Building Your Signal Inventory
The signal inventory is the formal document — or structured data store — that defines every signal your program monitors. For each signal, you capture: the intelligence requirement it serves, the signal class, the collection mechanism, the quality threshold that triggers escalation, and the refresh frequency.
A well-structured inventory has three operating rules:
Every signal ties to a requirement. If you cannot name the decision that the signal informs, remove it from the inventory. This rule is ruthlessly enforced at quarterly inventory reviews.
Every signal has a quality filter. Define before monitoring what makes a signal worth escalating. "Competitor adds new job posting" is not a quality filter. "Competitor adds five or more ML engineering postings in 30 days" is.
The inventory has a maximum size.

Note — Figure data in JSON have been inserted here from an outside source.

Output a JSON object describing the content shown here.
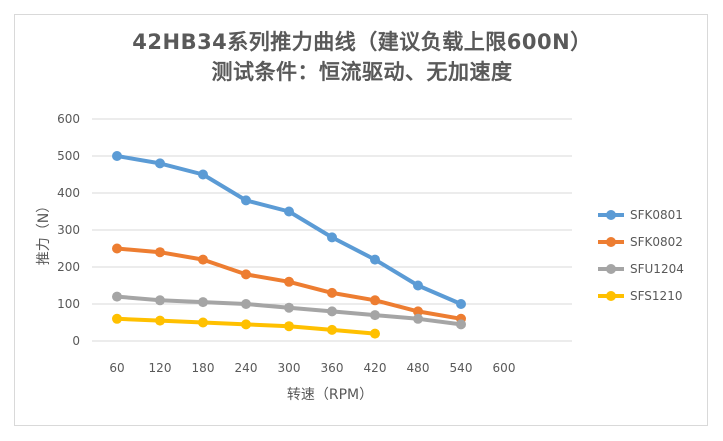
{
  "title_line1": "42HB34系列推力曲线（建议负载上限600N）",
  "title_line2": "测试条件：恒流驱动、无加速度",
  "chart_data": {
    "type": "line",
    "title": "42HB34系列推力曲线（建议负载上限600N） 测试条件：恒流驱动、无加速度",
    "xlabel": "转速（RPM）",
    "ylabel": "推力（N）",
    "x": [
      60,
      120,
      180,
      240,
      300,
      360,
      420,
      480,
      540,
      600
    ],
    "x_ticks": [
      "60",
      "120",
      "180",
      "240",
      "300",
      "360",
      "420",
      "480",
      "540",
      "600"
    ],
    "y_ticks": [
      "0",
      "100",
      "200",
      "300",
      "400",
      "500",
      "600"
    ],
    "ylim": [
      0,
      600
    ],
    "grid": true,
    "legend_position": "right",
    "series": [
      {
        "name": "SFK0801",
        "color": "#5b9bd5",
        "values": [
          500,
          480,
          450,
          380,
          350,
          280,
          220,
          150,
          100,
          null
        ]
      },
      {
        "name": "SFK0802",
        "color": "#ed7d31",
        "values": [
          250,
          240,
          220,
          180,
          160,
          130,
          110,
          80,
          60,
          null
        ]
      },
      {
        "name": "SFU1204",
        "color": "#a5a5a5",
        "values": [
          120,
          110,
          105,
          100,
          90,
          80,
          70,
          60,
          45,
          null
        ]
      },
      {
        "name": "SFS1210",
        "color": "#ffc000",
        "values": [
          60,
          55,
          50,
          45,
          40,
          30,
          20,
          null,
          null,
          null
        ]
      }
    ]
  }
}
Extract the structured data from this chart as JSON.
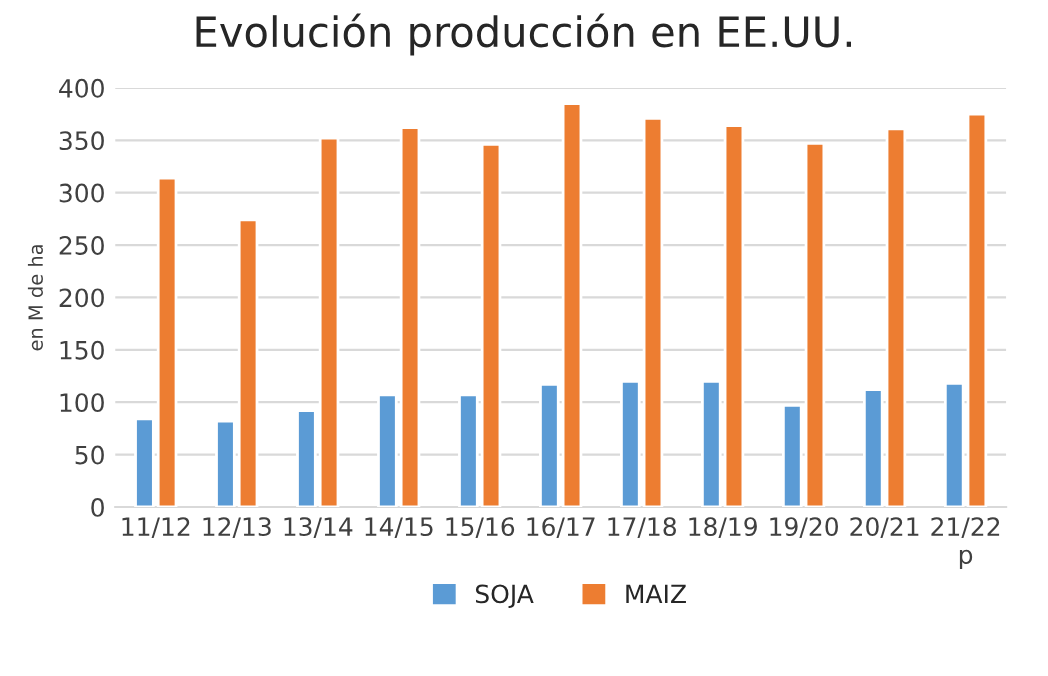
{
  "chart_data": {
    "type": "bar",
    "title": "Evolución producción en EE.UU.",
    "ylabel": "en M de ha",
    "categories": [
      "11/12",
      "12/13",
      "13/14",
      "14/15",
      "15/16",
      "16/17",
      "17/18",
      "18/19",
      "19/20",
      "20/21",
      "21/22\np"
    ],
    "series": [
      {
        "name": "SOJA",
        "color": "#5b9bd5",
        "values": [
          84,
          82,
          92,
          107,
          107,
          117,
          120,
          120,
          97,
          112,
          118
        ]
      },
      {
        "name": "MAIZ",
        "color": "#ed7d31",
        "values": [
          314,
          274,
          352,
          362,
          346,
          385,
          371,
          364,
          347,
          361,
          375
        ]
      }
    ],
    "ylim": [
      0,
      400
    ],
    "yticks": [
      0,
      50,
      100,
      150,
      200,
      250,
      300,
      350,
      400
    ],
    "grid": "y",
    "legend": "bottom"
  }
}
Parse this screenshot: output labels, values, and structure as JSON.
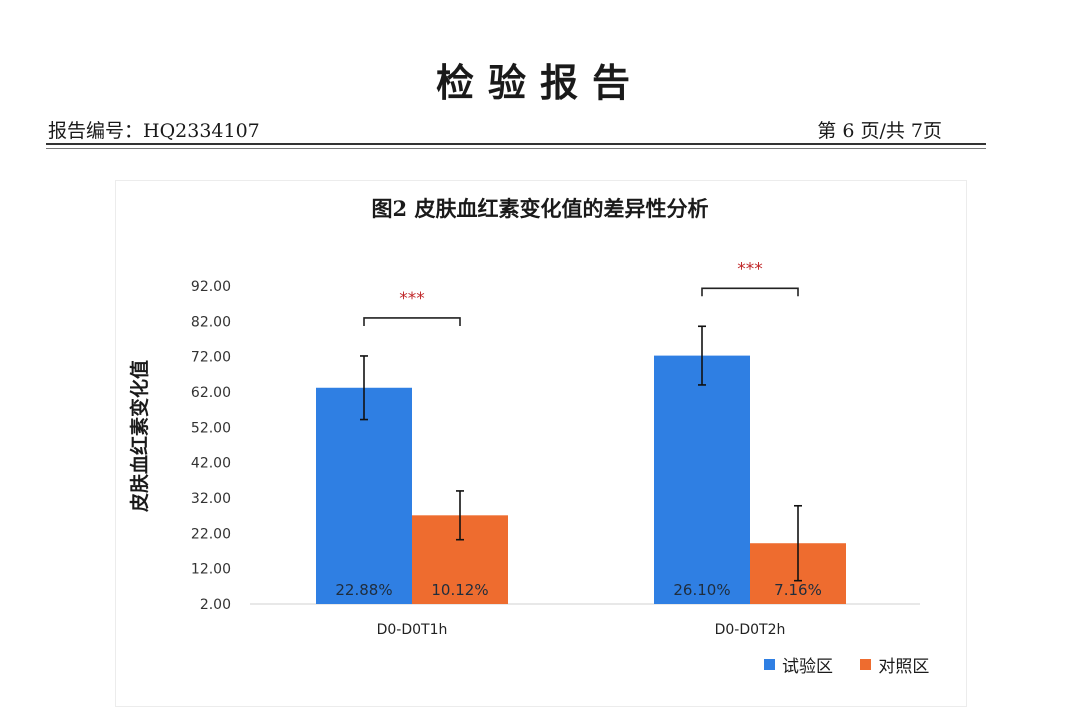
{
  "document": {
    "title": "检验报告",
    "report_number": "报告编号：HQ2334107",
    "page_info": "第 6 页/共 7页"
  },
  "colors": {
    "test": "#2f7fe3",
    "control": "#ee6c2f",
    "significance": "#c0282a"
  },
  "chart_data": {
    "type": "bar",
    "title": "图2 皮肤血红素变化值的差异性分析",
    "ylabel": "皮肤血红素变化值",
    "xlabel": "",
    "ylim": [
      2,
      92
    ],
    "yticks": [
      "92.00",
      "82.00",
      "72.00",
      "62.00",
      "52.00",
      "42.00",
      "32.00",
      "22.00",
      "12.00",
      "2.00"
    ],
    "categories": [
      "D0-D0T1h",
      "D0-D0T2h"
    ],
    "series": [
      {
        "name": "试验区",
        "values": [
          63.2,
          72.3
        ],
        "error": [
          9.0,
          8.3
        ],
        "data_labels": [
          "22.88%",
          "26.10%"
        ]
      },
      {
        "name": "对照区",
        "values": [
          27.1,
          19.2
        ],
        "error": [
          6.9,
          10.6
        ],
        "data_labels": [
          "10.12%",
          "7.16%"
        ]
      }
    ],
    "significance": [
      "***",
      "***"
    ],
    "legend_position": "bottom-right",
    "grid": false
  }
}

Expanding without bound recreates the noise machine. Pick a maximum number of signals — 20 to 30 is workable for a focused program — and enforce it. Adding a new signal requires removing one.
Lesson 73 Drill
Draft your intelligence requirements list. Take your three most consequential decisions in the next 90 days — pricing, product roadmap, marketing positioning, partnership targets, hiring — and for each one, write the three questions whose answers would change your decision.
You now have nine to twelve intelligence requirements. Map each to a signal class. Identify one specific, observable signal that would answer each requirement. Note the quality threshold that would make each signal actionable.
That is the beginning of your signal inventory — built correctly, from requirements down, not from data sources up.
Bottom Line
Most competitive monitoring programs are built like fishing nets: cast wide, catch everything, sort through it later. That approach produces volume, not intelligence.
Signal architecture inverts the process. Define the requirements. Map the signal classes. Build the inventory with quality filters and maximum scope. Automate the collection against that defined inventory — and nothing else.
Build the architecture first. The infrastructure that follows it will actually produce intelligence.